SQL Server – Creating a Plan Guide to Cache CTE Result

ctesql servert-sql

I normally create plan guides by first constructing a query that uses the correct plan, and copying it across to the similar query that doesn't. However, that is sometimes tricky, especially if the query is not exactly the same. What is the right way of creating plan guides from scratch?

SQLKiwi has mentioned drawing up plans in SSIS, is there a way or useful tool to assist in laying out a good plan for SQL Server?

The specific instance in question is this CTE: SQLFiddle

with cte(guid,other) as (
  select newid(),1 union all
  select newid(),2 union all
  select newid(),3)
select a.guid, a.other, b.guid guidb, b.other otherb
from cte a
cross join cte b
order by a.other, b.other;

Is there ANY way to make the result come up with exactly 3 distinct guids and no more? I'm hoping to be able to better answer questions in future by including plan guides with CTE-type queries that are referenced multiple times to overcome some SQL Server CTE quirks.

Best Answer

Is there ANY way to make the result come up with exactly 3 distinct guids and no more? I'm hoping to be able to better answer questions in future by including plan guides with CTE-type queries that are referenced multiple times to overcome some SQL Server CTE quirks.

Not today. Non-recursive common table expressions (CTEs) are treated as in-line view definitions and expanded into the logical query tree at each place they are referenced (just like regular view definitions are) before optimization. The logical tree for your query is:

LogOp_OrderByCOL: Union1007 ASC COL: Union1015 ASC 
    LogOp_Project COL: Union1006 COL: Union1007 COL: Union1014 COL: Union1015
        LogOp_Join
            LogOp_ViewAnchor
                LogOp_UnionAll
                    LogOp_Project ScaOp_Intrinsic newid, ScaOp_Const
                    LogOp_Project ScaOp_Intrinsic newid, ScaOp_Const
                    LogOp_Project ScaOp_Intrinsic newid, ScaOp_Const

            LogOp_ViewAnchor
                LogOp_UnionAll
                    LogOp_Project ScaOp_Intrinsic newid, ScaOp_Const
                    LogOp_Project ScaOp_Intrinsic newid, ScaOp_Const
                    LogOp_Project ScaOp_Intrinsic newid, ScaOp_Const

Notice the two View Anchors and the six calls to the intrinsic function newid before optimization gets started. Nevertheless, many people consider that the optimizer ought to be able to identify that the expanded sub-trees were originally a single referenced object and simplify accordingly. There have also been several Connect requests to allow explicit materialization of a CTE or derived table.

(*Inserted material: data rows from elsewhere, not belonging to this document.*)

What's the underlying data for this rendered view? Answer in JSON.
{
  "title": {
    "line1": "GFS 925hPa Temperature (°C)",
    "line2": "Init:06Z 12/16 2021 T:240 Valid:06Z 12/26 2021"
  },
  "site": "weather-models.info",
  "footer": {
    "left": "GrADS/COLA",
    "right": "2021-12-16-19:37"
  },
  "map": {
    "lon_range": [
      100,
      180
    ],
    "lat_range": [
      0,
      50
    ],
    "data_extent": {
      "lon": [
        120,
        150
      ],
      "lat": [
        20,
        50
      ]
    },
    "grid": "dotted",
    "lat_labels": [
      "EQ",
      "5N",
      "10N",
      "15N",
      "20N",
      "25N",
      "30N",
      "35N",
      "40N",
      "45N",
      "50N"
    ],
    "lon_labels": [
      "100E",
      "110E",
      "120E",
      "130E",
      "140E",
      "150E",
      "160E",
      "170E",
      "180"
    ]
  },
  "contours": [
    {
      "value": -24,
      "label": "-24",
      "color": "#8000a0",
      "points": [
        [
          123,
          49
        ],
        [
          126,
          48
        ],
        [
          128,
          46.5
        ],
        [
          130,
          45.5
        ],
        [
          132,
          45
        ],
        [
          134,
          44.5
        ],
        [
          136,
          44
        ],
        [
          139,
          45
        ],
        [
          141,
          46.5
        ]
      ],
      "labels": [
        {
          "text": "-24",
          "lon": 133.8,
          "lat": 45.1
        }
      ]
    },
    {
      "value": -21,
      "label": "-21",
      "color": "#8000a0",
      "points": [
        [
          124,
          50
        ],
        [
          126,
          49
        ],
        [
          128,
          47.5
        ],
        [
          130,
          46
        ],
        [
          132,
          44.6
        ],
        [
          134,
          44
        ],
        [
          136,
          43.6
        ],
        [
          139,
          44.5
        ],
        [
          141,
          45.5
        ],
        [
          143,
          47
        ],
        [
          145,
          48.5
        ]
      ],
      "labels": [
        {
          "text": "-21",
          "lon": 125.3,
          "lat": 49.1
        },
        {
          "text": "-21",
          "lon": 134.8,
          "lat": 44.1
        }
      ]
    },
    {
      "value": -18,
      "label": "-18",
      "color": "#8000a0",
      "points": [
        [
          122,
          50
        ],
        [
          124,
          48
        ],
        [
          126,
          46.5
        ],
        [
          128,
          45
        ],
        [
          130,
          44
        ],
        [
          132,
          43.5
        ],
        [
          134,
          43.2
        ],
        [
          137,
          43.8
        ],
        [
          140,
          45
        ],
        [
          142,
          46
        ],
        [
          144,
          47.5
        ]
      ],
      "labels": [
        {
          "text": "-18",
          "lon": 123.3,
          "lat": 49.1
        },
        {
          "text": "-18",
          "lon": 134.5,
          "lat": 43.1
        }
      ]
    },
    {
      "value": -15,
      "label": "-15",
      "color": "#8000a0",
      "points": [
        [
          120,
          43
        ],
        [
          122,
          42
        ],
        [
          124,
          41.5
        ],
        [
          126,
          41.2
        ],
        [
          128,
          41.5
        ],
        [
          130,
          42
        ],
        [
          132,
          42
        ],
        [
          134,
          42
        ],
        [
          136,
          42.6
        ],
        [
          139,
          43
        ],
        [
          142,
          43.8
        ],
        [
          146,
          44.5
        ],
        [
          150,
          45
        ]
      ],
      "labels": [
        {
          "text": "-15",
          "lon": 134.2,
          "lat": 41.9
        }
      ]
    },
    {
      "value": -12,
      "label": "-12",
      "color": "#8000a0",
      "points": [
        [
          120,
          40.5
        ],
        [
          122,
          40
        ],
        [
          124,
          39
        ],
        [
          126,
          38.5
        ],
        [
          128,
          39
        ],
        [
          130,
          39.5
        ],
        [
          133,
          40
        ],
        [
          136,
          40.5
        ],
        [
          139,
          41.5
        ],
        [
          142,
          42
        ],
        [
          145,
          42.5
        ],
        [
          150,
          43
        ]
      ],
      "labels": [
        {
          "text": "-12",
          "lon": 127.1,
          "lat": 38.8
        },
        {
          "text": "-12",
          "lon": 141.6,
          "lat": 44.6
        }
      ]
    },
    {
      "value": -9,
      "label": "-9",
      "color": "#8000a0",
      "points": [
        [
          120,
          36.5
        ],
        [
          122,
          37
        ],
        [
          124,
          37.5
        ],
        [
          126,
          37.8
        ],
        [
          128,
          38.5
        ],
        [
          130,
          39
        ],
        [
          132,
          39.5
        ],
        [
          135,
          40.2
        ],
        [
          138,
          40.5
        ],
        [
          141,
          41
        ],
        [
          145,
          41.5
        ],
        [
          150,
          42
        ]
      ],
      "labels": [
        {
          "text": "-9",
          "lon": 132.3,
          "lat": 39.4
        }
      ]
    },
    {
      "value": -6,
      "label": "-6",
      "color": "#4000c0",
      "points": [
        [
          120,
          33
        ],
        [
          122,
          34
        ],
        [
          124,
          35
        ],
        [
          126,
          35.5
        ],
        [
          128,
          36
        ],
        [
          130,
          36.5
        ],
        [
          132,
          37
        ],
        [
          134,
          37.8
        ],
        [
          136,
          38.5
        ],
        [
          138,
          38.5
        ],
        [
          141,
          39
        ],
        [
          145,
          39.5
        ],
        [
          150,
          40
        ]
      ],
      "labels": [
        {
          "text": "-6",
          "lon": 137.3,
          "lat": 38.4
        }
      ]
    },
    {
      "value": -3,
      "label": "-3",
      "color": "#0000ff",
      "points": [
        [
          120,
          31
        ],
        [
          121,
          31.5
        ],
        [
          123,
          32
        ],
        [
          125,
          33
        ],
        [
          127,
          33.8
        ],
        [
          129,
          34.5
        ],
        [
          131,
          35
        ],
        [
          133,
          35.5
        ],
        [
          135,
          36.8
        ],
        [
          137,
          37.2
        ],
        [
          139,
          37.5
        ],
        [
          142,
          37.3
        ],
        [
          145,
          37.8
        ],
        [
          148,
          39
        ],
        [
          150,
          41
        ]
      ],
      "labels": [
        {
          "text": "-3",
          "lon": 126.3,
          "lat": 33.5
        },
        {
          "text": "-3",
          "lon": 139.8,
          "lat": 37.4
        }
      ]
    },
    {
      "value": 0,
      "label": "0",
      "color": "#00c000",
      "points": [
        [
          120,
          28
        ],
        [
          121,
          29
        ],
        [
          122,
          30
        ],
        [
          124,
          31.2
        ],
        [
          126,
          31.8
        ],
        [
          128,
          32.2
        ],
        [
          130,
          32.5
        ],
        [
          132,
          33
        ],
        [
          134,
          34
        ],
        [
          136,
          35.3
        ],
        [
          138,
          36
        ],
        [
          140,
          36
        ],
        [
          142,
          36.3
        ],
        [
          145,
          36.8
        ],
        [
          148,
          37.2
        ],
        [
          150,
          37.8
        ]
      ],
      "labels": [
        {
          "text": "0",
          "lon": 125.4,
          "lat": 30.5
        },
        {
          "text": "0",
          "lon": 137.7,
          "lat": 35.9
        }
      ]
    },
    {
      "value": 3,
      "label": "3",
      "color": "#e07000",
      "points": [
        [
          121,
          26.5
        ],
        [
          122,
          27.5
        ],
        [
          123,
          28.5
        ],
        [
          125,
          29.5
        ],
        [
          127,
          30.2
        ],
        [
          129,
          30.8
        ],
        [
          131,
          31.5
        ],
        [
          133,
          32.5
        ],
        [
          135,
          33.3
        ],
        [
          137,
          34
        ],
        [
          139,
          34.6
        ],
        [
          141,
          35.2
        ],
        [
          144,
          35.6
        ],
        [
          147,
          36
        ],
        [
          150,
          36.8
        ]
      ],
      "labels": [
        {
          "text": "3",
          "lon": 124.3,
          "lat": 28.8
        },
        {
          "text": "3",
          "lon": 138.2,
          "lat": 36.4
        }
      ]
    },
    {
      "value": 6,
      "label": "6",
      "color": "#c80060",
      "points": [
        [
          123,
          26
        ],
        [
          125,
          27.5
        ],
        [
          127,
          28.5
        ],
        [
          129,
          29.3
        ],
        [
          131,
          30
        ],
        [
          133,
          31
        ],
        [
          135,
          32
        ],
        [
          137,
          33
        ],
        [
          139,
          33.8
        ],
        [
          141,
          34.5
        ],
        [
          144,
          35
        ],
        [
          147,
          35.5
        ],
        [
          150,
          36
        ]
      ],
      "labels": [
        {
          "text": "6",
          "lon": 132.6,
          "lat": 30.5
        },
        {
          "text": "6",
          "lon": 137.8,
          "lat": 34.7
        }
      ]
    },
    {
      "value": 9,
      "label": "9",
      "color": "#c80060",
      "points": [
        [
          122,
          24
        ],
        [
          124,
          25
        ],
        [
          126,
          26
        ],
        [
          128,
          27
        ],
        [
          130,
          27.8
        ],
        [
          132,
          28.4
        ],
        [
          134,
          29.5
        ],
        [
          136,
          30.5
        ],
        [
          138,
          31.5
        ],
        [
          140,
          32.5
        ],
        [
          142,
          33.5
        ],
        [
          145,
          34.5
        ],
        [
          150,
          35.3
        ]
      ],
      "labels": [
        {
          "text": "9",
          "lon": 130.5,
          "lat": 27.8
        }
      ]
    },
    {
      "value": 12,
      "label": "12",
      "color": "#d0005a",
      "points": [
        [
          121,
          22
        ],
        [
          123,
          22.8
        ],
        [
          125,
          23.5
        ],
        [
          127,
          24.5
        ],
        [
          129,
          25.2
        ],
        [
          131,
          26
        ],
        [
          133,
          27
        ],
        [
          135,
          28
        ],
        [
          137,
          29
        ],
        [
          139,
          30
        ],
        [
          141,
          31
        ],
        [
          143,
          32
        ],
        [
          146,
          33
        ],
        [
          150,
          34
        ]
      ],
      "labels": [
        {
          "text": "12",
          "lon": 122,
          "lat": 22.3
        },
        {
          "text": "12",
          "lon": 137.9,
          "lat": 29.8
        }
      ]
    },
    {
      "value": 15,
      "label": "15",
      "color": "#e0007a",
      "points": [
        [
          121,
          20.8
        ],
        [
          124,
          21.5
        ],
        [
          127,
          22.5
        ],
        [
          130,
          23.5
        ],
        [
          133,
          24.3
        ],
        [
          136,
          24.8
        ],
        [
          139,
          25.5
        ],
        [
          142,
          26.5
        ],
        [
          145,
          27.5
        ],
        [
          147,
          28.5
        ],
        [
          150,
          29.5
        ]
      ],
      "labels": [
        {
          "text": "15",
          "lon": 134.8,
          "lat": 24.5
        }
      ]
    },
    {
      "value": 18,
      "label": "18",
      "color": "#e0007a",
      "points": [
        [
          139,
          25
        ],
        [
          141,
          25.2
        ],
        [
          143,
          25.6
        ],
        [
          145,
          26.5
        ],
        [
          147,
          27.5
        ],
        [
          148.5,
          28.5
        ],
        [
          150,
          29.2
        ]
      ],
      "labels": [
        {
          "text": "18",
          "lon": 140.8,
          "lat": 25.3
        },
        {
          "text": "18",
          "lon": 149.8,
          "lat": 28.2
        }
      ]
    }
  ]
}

A more general implementation would have the optimizer consider materializing arbitrary common expressions to improve performance (CASE with a subquery is another example where problems can occur today). Microsoft Research published a paper (PDF) on that back in 2007, though it remains unimplemented to date. For the time being, we are limited to explicit materialization using things like table variables and temporary tables.

SQLKiwi has mentioned drawing up plans in SSIS, is there a way or useful tool to assist in laying out a good plan for SQL Server?

This was just wishful thinking on my part, and went well beyond the idea of modifying plan guides. It is possible, in principle, to write a tool to manipulate show plan XML directly, but without specific optimizer instrumentation using the tool would likely be a frustrating experience for the user (and the developer come to think of it).

In the particular context of this question, such a tool would still be unable to materialize the CTE contents in a way that could used by multiple consumers (to feed both inputs to the cross join in this case). The optimizer and execution engine do support multi-consumer spools, but only for specific purposes - none of which could be made to apply to this particular example.

While I'm not certain, I have a fairly strong hunch that the RelOps can be followed (Nested Loop, Lazy Spool) even if the query is not exactly the same as the plan - for instance if you added 4 and 5 to the CTE, it still continues to use the same plan (seemingly - tested on SQL Server 2012 RTM Express).

There is a reasonable amount of flexibility here. The broad shape of the XML plan is used to guide the search for a final plan (though many attributes are ignored completely e.g. partitioning type on exchanges) and the normal search rules are considerably relaxed as well. For example, early pruning of alternatives based on cost considerations is disabled, the explicit introduction of cross joins is allowed, and scalar operations are ignored.

There are too many details to go into in depth, but the placement of Filters and Compute Scalars cannot be forced, and predicates of the form column = value are generalized so a plan containing X = 1 or X = @X can be applied to a query containing X = 502 or X = @Y. This particular flexibility can help greatly in finding a natural plan to force.

In the specific example, constant Union All can always be implemented as a Constant Scan; the number of inputs to the Union All does not matter.